Stiftung Warentest untersuchte für die Dezemberausgabe ihrer Zeitschrift 30 exemplarische ausgewählte Kuscheltiere im Labor. Getestet wurde auf Sicherheit und Schadstoffbelastung. Das Ergebnis: Gerade einmal acht Kuscheltiere sind empfehlenswert, nur eines der Tiere (ein Hase für 60 Euro) bestand mit der Bestnote 1,0. Etwa zwei Drittel (21 der Plüschtiere) erhielten nur ein „mangelhaft“.

Krebserregende Schadstoffe in Kuscheltieren

Besonders erschreckend: 19 der getesteten Kuscheltiere enthielten Schadstoffe, welchen eine krebserzeugende Wirkung nachgesagt wird.
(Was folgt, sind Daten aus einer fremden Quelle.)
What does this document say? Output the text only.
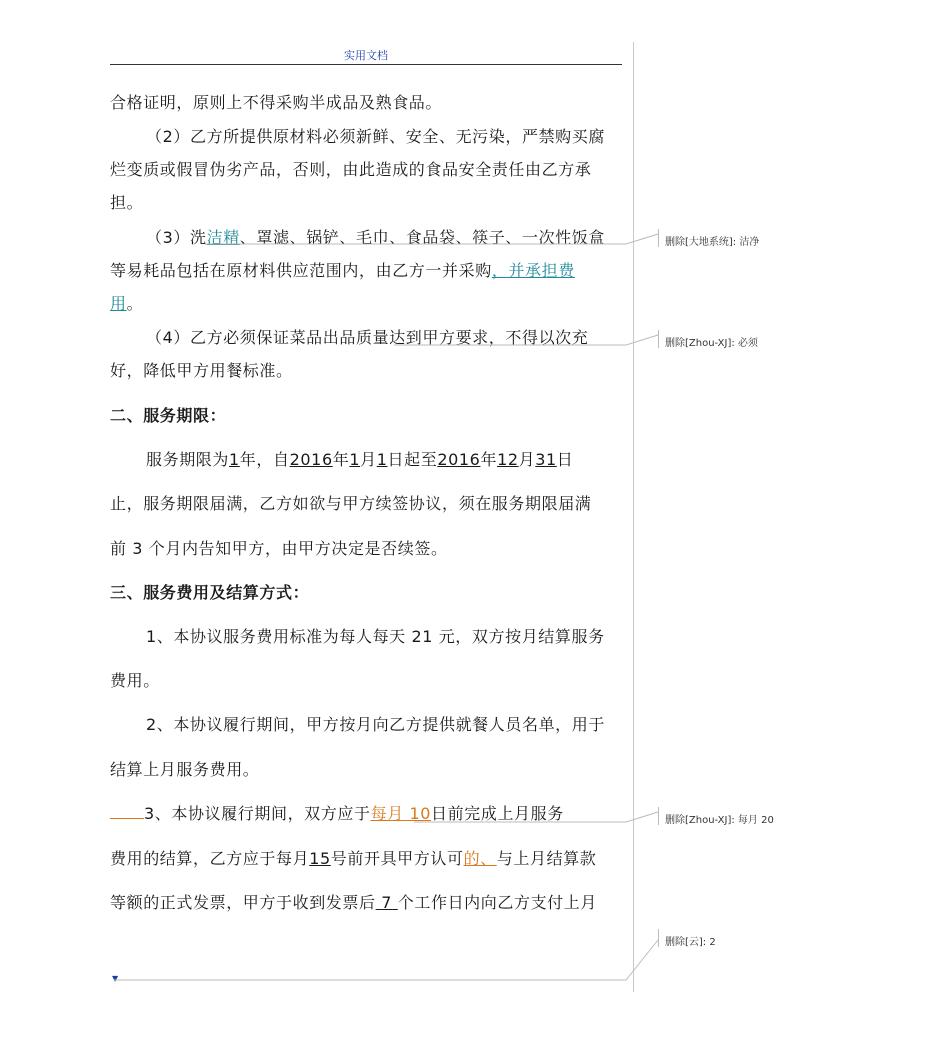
实用文档
合格证明，原则上不得采购半成品及熟食品。
（2）乙方所提供原材料必须新鲜、安全、无污染，严禁购买腐
烂变质或假冒伪劣产品，否则，由此造成的食品安全责任由乙方承
担。
（3）洗洁精、罩滤、锅铲、毛巾、食品袋、筷子、一次性饭盒
等易耗品包括在原材料供应范围内，由乙方一并采购，并承担费
用。
（4）乙方必须保证菜品出品质量达到甲方要求，不得以次充
好，降低甲方用餐标准。
二、服务期限：
服务期限为1年，自2016年1月1日起至2016年12月31日
止，服务期限届满，乙方如欲与甲方续签协议，须在服务期限届满
前 3 个月内告知甲方，由甲方决定是否续签。
三、服务费用及结算方式：
1、本协议服务费用标准为每人每天 21 元，双方按月结算服务
费用。
2、本协议履行期间，甲方按月向乙方提供就餐人员名单，用于
结算上月服务费用。
3、本协议履行期间，双方应于每月 10日前完成上月服务
费用的结算，乙方应于每月15号前开具甲方认可的、与上月结算款
等额的正式发票，甲方于收到发票后 7 个工作日内向乙方支付上月
▼
删除[大地系统]: 洁净
删除[Zhou-XJ]: 必须
删除[Zhou-XJ]: 每月 20
删除[云]: 2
13 Kuscheltiere waren mit dem krebserregenden PAK Chrysen verunreinigt. Dieser Schadstoff gelangt über verunreinigte Weichmacheröle oder Farb­stoff­mischungen in Spielzeuge. Stiftung Warentest untersuchte bereits 2010 Plüschtiere auf den Stoff – auch damals waren 13 von 15 Tieren mit PAK belastet. Sogar nach mehrmaligem Waschen im Test veränderte sich die Schadstoff-Menge kaum.

Teddybären

Stiftung Warentest testete nach dem PAK-Grenzwert 0,2 mg/kg – dieser gilt für Spielzeuge, die mit dem freiwilligen GS-Zeichen für Geprüfte Sicherheit gekennzeichnet sind. Warentest erklärt: „Aus Gründen der Vorsorge haben wir nach den strengen Vorgaben des GS-Zeichens bewertet. Dass es möglich ist, sie einzuhalten, zeigen nicht zuletzt die acht empfehlenswerten Kuscheltiere“.

Sieben der untersuchten Plüschtiere enthielten das vermutlich krebserzeugende Naphtalin – und das „in deutlichen Mengen“. Auch Phthalate (Weichmacher), die sich auf die Fortpflanzungsfähigkeit auswirken können, fand man in zwei Kuscheltieren.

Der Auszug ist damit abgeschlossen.